Assess the risk of default payments using machine learning

The objective of this example is to predict the default risk of a bank’s customers using machine learning.

This project’s primary outcome is reducing loan losses and achieving real-time scoring and limited monitoring.

This example focuses on a customer’s default payments at a bank. From the risk management perspective, the result of the predictive model of the probability of default will be more valuable than the binary classification of clients as credible or not credible.

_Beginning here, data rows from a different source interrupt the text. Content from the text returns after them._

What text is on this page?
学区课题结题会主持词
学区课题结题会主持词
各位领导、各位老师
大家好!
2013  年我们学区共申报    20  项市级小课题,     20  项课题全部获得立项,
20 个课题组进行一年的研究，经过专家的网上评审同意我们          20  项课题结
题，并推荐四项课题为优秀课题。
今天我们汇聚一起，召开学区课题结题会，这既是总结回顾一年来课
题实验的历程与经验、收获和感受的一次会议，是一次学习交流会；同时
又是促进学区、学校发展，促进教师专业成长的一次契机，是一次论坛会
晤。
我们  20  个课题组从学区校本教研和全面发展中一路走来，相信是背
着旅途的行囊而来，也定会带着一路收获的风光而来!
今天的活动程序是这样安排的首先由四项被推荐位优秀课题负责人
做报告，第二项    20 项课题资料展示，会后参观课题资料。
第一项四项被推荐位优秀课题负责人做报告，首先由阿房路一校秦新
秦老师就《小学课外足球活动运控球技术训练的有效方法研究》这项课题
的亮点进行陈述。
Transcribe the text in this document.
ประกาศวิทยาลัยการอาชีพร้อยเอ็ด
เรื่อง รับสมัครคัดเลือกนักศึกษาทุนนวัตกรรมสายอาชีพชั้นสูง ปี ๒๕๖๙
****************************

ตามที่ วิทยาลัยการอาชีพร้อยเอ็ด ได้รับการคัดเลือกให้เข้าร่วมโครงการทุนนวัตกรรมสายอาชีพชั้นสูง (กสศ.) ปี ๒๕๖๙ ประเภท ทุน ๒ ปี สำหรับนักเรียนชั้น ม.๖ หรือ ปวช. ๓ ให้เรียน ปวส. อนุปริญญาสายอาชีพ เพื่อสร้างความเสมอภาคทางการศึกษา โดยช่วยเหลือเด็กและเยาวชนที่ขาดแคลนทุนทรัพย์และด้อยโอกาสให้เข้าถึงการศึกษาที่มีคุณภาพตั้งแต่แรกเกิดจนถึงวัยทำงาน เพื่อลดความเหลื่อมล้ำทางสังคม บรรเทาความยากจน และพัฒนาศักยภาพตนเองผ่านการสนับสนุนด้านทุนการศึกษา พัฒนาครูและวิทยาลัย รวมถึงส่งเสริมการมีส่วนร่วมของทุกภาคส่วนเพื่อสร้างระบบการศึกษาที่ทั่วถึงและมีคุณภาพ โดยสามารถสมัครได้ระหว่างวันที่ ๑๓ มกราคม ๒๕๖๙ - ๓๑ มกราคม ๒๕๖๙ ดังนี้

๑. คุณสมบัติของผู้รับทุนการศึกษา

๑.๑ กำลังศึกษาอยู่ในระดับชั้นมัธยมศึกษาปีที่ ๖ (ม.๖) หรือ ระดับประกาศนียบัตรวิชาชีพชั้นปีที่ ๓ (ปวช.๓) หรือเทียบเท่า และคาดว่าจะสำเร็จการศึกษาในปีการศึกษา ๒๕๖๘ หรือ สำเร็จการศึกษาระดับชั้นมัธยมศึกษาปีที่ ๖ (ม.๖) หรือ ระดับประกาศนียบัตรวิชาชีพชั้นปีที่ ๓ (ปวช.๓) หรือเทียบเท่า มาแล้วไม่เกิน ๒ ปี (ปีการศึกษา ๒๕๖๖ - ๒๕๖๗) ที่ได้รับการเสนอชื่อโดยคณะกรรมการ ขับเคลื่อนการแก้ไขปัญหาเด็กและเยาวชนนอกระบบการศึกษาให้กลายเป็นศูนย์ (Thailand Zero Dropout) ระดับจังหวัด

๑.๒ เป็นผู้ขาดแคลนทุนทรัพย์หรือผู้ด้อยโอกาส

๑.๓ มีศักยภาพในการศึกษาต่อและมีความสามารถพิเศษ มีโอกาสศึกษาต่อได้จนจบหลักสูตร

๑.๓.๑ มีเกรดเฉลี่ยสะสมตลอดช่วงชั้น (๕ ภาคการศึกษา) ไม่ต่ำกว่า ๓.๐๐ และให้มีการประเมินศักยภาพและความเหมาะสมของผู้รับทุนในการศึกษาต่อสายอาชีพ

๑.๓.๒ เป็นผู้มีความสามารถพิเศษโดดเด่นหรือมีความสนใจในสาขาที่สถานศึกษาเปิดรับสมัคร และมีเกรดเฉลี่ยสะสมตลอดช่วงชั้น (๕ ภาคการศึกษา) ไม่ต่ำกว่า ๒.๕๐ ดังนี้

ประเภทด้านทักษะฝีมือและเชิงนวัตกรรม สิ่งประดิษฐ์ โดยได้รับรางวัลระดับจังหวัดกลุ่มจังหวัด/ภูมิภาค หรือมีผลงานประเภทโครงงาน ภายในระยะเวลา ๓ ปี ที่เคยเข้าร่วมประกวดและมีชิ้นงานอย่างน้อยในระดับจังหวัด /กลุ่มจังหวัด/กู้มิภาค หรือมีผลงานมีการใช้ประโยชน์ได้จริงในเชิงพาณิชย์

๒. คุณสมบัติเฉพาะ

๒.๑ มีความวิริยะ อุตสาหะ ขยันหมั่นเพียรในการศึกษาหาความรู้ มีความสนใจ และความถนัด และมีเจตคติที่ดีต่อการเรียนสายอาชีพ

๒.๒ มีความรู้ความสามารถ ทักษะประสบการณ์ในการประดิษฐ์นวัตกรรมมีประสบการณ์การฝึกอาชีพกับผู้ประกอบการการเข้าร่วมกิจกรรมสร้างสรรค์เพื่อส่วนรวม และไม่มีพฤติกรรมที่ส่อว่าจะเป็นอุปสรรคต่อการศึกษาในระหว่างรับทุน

The credit risk database used here concerns consumers’ default payments in Taiwan.

Application type.
Data set.
Neural network.
Training strategy.
Model selection.
Testing analysis.
Model deployment.

This example is solved with Neural Designer. You can use the free trial to follow it step by step.

1. Application type

The variable we are predicting is binary (default or not). Therefore, this is a classification project.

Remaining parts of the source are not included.